Preconceito contra quem sofre de algum transtorno psiquiátrico gera um estigma nesse pacientes e pode afastar pessoas em sofrimento de procurar ajuda especializada; embora maioria não saiba, psicofobia já é considerada crime
Aproximadamente 1 bilhão de pessoas vivem com algum transtorno mental, de acordo com informações da Organização Pan-Americana de Saúde (Opas). É um número alto, mas que pode ser ainda maior se consideradas as subnotificações de pacientes devido ao preconceito da sociedade– e das famílias – em assumir o transtorno e procurar ajuda especializada.
Esse preconceito contra quem sofre de algum transtorno psiquiátrico já tem nome: psicofobia, que é inclusive considerada crime.
Em 2018, o PLS 74/2014, que tipificava a discriminação como crime chegou a ser aprovada pela Comissão de Direitos Humanos do Senado mas foi arquivado. No entanto, há outros artigos do Código Penal que tratam a psicofobia como crime.
De acordo com a Associação Brasileira de Psiquiatria, entre as dez maiores causas de afastamento do trabalho em todo o mundo, cinco são transtornos mentais, como depressão e ansiedade. No entanto, o preconceito e a falta de informação dificultam o diagnóstico, pois as pessoas evitam procurar tratamento por temerem o estigma em torno da doença mental.
“Infelizmente, até hoje o adoecimento mental ainda é encarado por muitos como ‘loucura’, o que é totalmente equivocado”, avalia o médico psiquiatra e diretor da SIG Residência Terapêutica, Ariel Lipman. Ele acrescenta que não é incomum que o preconceito aconteça dentro da própria família do paciente, ou entre aqueles que convivem com a pessoa afetada de forma mais próxima.
“O preconceito é antes de tudo social, e acontece inclusive entre familiares, amigos próximos, vizinhos, colegas de trabalho. Isso é muito ruim e precisa ser combatido por meio da conscientização da população sobre a importância de não ‘sofrer calado’ e de procurar ajuda ao notar sinais de transtorno mental em si mesmo ou em alguém próximo. Esse é o primeiro passo em prol da saúde mental”, diz Lipman.
O psiquiatra explica que o preconceito pode acontecer de várias formas, desde uma situação mais explícita- como, por exemplo, a dificuldade que pessoas com transtornos psiquiátricos têm para conseguir um emprego, sendo eliminadas do processo seletivo pelo RH da empresa ao informarem sobre o transtorno mental, mesmo que controlado, até atitudes mais sutis. “Pessoas próximas podem acabar se afastando da pessoa, o que é uma forma velada de preconceito. Esse tipo de situação por agravar o quadro, pois o paciente percebe a rejeição por parte de pessoas que estima, como também as negativas por parte do mercado de trabalho”.
Combate ao preconceito
Em 2014, o Senado aprovou também a criação do “Dia Nacional de Enfrentamento à Psicofobia”, que estabelece o dia 12 de abril como a data oficial para combater o preconceito contra quem possui alguma doença ou transtorno mental. Para Lipman, esse tipo de iniciativa é bem-vinda, mas cabe à sociedade como um todo agir para que esse tipo de preconceito diminua gradativamente, até, quem sabe, ser extinto.

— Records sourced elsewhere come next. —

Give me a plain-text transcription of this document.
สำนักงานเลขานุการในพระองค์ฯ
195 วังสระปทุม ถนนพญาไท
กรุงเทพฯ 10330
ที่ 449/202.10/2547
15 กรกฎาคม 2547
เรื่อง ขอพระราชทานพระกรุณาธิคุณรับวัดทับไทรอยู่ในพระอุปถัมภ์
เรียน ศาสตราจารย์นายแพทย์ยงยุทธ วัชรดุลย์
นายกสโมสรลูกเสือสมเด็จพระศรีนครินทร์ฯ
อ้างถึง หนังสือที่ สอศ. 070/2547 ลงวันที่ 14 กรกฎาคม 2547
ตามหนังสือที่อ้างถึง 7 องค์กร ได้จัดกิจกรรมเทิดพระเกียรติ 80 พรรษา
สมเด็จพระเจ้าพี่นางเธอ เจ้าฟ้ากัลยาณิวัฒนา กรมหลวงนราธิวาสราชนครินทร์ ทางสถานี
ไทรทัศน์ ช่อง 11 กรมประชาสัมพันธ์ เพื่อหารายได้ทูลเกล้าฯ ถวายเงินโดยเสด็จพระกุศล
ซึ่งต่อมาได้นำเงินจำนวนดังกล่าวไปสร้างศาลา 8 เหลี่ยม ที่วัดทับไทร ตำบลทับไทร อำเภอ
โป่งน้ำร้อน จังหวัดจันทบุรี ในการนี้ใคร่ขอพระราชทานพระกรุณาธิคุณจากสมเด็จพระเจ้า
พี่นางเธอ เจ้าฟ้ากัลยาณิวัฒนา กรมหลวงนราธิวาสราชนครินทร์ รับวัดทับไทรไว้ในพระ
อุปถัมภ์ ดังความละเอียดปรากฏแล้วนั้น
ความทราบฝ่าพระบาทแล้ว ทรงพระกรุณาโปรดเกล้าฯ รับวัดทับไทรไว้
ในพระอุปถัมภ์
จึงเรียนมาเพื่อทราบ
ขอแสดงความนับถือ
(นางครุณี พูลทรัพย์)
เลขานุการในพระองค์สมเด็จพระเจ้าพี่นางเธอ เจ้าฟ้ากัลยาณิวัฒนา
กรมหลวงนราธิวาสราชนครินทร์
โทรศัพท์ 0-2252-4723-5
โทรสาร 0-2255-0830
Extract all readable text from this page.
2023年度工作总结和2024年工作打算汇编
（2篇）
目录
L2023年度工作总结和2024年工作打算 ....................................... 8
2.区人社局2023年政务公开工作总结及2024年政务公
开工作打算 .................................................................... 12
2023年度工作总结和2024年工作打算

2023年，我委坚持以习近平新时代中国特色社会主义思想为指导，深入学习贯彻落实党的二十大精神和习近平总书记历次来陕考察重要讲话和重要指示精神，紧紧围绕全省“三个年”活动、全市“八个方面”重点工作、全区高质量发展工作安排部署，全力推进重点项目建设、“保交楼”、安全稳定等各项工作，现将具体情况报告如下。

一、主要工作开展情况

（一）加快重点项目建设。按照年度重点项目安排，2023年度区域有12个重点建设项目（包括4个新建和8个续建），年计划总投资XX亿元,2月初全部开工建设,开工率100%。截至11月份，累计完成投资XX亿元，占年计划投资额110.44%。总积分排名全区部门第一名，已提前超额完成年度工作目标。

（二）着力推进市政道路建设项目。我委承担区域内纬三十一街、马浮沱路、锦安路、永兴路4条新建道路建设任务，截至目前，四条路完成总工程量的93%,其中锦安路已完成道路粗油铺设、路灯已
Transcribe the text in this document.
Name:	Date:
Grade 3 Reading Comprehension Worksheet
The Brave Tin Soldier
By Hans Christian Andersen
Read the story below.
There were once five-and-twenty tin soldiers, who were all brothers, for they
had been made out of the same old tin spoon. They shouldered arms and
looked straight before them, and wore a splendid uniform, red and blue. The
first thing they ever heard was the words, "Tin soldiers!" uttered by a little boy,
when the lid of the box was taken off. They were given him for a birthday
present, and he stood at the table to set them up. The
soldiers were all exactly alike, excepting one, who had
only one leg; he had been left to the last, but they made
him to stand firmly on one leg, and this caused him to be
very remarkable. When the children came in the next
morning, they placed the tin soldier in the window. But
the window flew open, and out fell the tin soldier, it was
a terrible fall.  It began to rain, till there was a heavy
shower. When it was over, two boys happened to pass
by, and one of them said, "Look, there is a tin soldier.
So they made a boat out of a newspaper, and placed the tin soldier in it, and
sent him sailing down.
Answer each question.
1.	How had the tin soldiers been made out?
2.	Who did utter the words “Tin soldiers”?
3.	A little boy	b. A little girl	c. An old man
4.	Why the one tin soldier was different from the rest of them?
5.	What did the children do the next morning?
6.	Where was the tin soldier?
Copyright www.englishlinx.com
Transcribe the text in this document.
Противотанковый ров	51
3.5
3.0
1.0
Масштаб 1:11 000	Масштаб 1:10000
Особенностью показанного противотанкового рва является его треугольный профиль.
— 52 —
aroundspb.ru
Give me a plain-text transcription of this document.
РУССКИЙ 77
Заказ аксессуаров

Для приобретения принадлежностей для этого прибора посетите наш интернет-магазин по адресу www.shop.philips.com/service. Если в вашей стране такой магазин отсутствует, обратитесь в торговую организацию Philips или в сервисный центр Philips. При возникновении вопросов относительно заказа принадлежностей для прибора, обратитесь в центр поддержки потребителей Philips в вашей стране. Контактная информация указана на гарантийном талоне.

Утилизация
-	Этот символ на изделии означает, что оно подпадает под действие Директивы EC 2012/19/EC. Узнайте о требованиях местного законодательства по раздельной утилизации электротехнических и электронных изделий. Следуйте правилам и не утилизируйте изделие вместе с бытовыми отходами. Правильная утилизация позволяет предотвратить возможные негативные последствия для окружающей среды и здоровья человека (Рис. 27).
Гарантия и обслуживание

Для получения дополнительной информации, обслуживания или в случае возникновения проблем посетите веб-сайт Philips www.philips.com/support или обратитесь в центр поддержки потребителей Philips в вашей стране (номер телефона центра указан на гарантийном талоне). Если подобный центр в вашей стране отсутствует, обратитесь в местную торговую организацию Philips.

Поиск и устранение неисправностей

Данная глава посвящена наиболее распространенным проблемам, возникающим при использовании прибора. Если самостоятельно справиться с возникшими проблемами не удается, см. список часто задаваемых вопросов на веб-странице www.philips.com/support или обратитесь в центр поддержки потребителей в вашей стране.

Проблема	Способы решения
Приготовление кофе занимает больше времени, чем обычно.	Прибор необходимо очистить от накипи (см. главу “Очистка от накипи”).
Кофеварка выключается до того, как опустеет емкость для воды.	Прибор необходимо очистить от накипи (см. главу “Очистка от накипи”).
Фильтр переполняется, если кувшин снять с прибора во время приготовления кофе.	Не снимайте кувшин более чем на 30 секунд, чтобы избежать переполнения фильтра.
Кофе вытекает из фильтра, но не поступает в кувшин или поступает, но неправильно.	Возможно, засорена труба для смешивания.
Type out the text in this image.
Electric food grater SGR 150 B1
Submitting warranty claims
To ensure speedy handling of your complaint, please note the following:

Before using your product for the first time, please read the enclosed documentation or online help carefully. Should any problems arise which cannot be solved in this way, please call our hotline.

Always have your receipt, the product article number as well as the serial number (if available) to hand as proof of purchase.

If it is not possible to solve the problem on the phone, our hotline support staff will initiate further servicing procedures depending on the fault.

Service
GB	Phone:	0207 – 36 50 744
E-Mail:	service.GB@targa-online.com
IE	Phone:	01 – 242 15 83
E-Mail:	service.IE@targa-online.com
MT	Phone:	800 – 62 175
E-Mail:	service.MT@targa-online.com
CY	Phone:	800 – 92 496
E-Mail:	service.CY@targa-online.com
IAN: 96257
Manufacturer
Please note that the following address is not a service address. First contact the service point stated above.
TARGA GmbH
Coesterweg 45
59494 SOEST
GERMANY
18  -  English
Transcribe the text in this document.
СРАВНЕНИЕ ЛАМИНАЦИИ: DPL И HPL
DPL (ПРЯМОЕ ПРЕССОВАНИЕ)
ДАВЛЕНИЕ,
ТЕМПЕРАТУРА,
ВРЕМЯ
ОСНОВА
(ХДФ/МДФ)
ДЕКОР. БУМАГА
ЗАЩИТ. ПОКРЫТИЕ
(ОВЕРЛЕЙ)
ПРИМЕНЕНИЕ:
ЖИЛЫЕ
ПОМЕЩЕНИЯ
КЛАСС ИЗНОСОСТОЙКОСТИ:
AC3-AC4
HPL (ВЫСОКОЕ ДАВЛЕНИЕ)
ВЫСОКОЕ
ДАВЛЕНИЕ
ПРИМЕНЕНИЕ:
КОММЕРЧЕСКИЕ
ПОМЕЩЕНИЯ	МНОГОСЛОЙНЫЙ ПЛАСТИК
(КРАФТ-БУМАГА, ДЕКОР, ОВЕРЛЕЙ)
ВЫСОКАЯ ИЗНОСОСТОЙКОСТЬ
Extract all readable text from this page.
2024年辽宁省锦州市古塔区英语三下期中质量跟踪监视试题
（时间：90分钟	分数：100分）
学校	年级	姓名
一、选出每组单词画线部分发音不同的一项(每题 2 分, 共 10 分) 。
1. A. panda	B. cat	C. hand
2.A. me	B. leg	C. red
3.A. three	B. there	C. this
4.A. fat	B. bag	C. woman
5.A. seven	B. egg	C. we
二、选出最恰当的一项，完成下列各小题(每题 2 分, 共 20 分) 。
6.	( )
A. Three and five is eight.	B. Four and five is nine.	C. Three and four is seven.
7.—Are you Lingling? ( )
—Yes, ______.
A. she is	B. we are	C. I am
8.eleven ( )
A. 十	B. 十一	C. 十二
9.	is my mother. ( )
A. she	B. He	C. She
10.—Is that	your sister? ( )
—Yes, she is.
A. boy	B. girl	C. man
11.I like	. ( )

“O tema está cada vez mais em discussão na mídia e no Estado, e não é à toa que as empresas têm se preocupado com a saúde mental da população e colaboradores. Hoje há companhias que dão incentivos para que os funcionários cuidem da saúde mental – tais como custear parte do valor de sessões de psicoterapia para os colaboradores, ou conceder “day off” para cuidados com a saúde mental, isso tudo pensando de maneira preventiva. São iniciativas positivas, mas é preciso fazer mais, principalmente em relação à conscientização”, avalia ele.
Para Lipman, o cenário de hoje é significativamente melhor do que já foi há algumas décadas, por exemplo. “Estamos no caminho, mas o percurso ainda é longo. Cabe a nós, profissionais da área de saúde mental, e a todos os setores da sociedade, como um todo, continuar trabalhando em prol do combate à psicofobia”, finaliza ele.